The BCS, similar to other statistical agencies, should have the means to compel private companies to share such information, coupled with a stringent requirement to protect the identifiable information about companies and incidents from release. BCS could not take action against breached companies for cyber incidents; those authorities would remain with the Department of Justice and other law enforcement agencies.
Independence for the Cyber Safety Review Board
Another cyber-specific agency would also help. The executive order creates a cyber-focused panel, the Cyber Safety Review Board, modeled on the National Transportation Safety Board, but established as a federal advisory committee, led by and reporting to the Secretary of Homeland Security. The NTSB is called in when a transportation accident takes place and has broad powers to investigate, but it is separate from the regulators or the enforcers; a full-fledged Cyber Safety Review Board would fulfill a similar role with regard to cyber incidents, but creating it by executive order limits its authorities, responsibilities, and independence.

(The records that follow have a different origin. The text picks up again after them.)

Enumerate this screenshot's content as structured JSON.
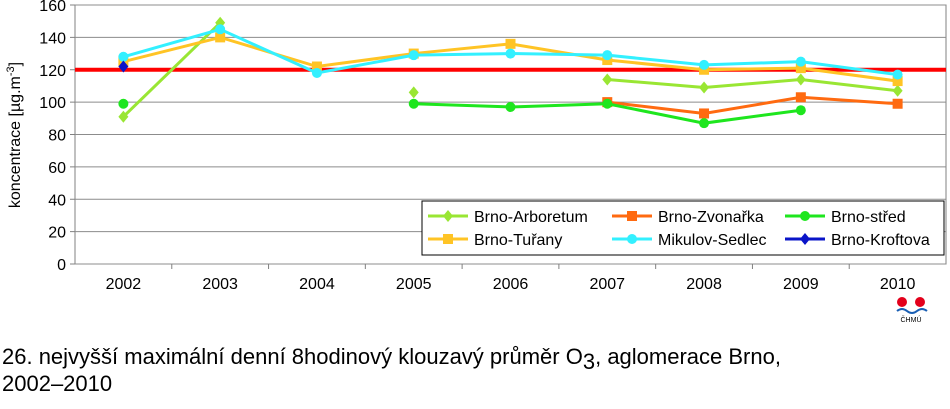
{
  "chart_data": {
    "type": "line",
    "y_label": {
      "text": "koncentrace [µg.m",
      "sup": "-3",
      "end": "]"
    },
    "categories": [
      "2002",
      "2003",
      "2004",
      "2005",
      "2006",
      "2007",
      "2008",
      "2009",
      "2010"
    ],
    "series": [
      {
        "name": "Brno-Arboretum",
        "color": "#99e633",
        "marker": "diamond",
        "values": [
          91,
          149,
          null,
          106,
          null,
          114,
          109,
          114,
          107
        ]
      },
      {
        "name": "Brno-Zvonařka",
        "color": "#ff6a10",
        "marker": "square",
        "values": [
          null,
          null,
          null,
          null,
          null,
          100,
          93,
          103,
          99
        ]
      },
      {
        "name": "Brno-střed",
        "color": "#1ee61e",
        "marker": "circle",
        "values": [
          99,
          null,
          null,
          99,
          97,
          99,
          87,
          95,
          null
        ]
      },
      {
        "name": "Brno-Tuřany",
        "color": "#ffc425",
        "marker": "square",
        "values": [
          125,
          140,
          122,
          130,
          136,
          126,
          120,
          121,
          113
        ]
      },
      {
        "name": "Mikulov-Sedlec",
        "color": "#33f0ff",
        "marker": "circle",
        "values": [
          128,
          145,
          118,
          129,
          130,
          129,
          123,
          125,
          117
        ]
      },
      {
        "name": "Brno-Kroftova",
        "color": "#0a14c8",
        "marker": "diamond",
        "values": [
          122,
          null,
          null,
          null,
          null,
          null,
          null,
          null,
          null
        ]
      }
    ],
    "threshold": {
      "value": 120,
      "color": "#ff0000"
    },
    "ylim": [
      0,
      160
    ],
    "yticks": [
      0,
      20,
      40,
      60,
      80,
      100,
      120,
      140,
      160
    ],
    "grid": true
  },
  "caption": {
    "text": "26. nejvyšší maximální denní 8hodinový klouzavý průměr O",
    "sub": "3",
    "end": ", aglomerace Brno,",
    "line2": "2002–2010"
  },
  "logo": "ČHMÚ"
}
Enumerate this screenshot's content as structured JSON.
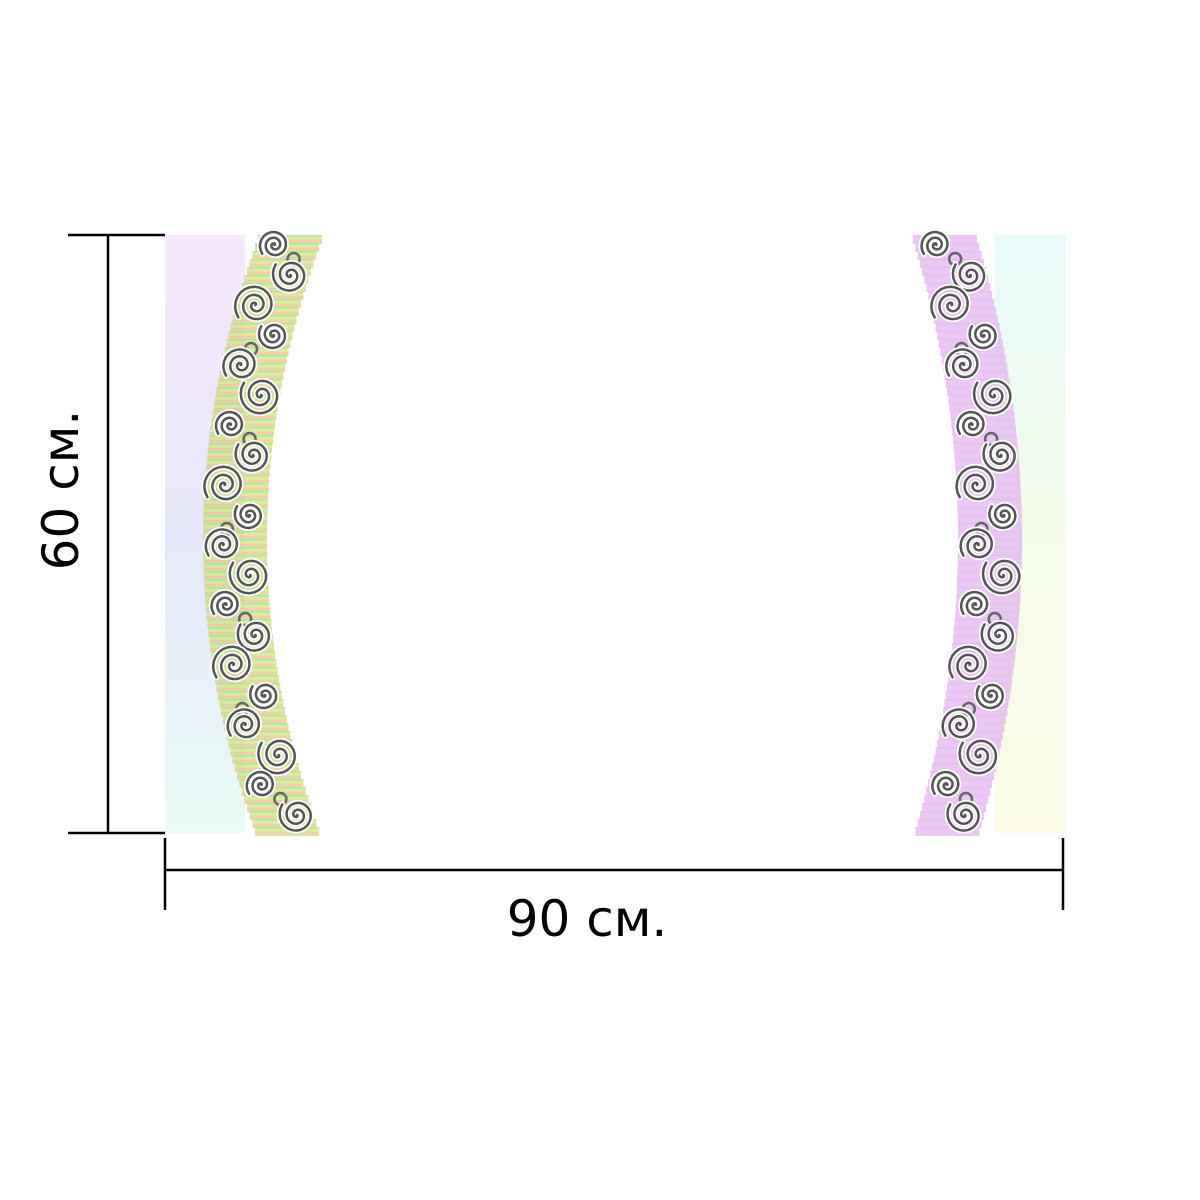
{
  "dimensions": {
    "height": "60 см.",
    "width": "90 см."
  }
}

Only a statutorily created board that is independent from agencies like DHS and has clear authority to discover evidence and take sworn testimony would have the kinds of authorities that give NTSB and its investigations teeth.
The NTSB is highly respected and has changed the entire way safety works in transportation, because it is separated from operational, regulatory, and enforcement elements of the rest of the federal bureaucracy. The Cyber Safety Review Board needs similarly delineated responsibilities. The root causes of incidents published by such a board would, in combination with the datasets released by the BCS, permit organizations to understand clearly how the threats they face and vulnerabilities they tolerate actually interact to give rise to incidents and — better understanding the risk — how to address it.
All of these changes would support national security policymakers seeking to get ahead of the cyber risks facing critical infrastructure. Right now, federal cybersecurity officials do not have the ability to compare risk across sectors or good visibility into how critical infrastructure companies overall are modeling risk and then making risk management decisions, because the risk models are too individualized to specific companies (when they exist at all). Put another way, even if Colonial Pipeline had shared its risk assessment with CISA, CISA would not have been able to understand what was different between Colonial and another pipeline company, because the agency wouldn’t have a way of comparing different companies or analyzing the sector as a whole.
Once a BCS and CSRB-driven risk approach is available, companies could use those data and models to assess risk on a common set of assumptions. Officials at CISA would then be in a better position to identify gaps in cybersecurity and use their authorities to fill them.
The new executive order is a first step in the right direction. If the information shared is sufficient to start data collection along the lines the Solarium Commission recommended for a BCS, Congress can take the next steps by creating both the BCS, with the mandate to collect cyber-incident information from a broader swath of the private sector, and the CSRB, with a set of expert leaders to independently investigate cyber incidents and report their conclusions. The route to solving this problem is long; it is past time to start traveling it.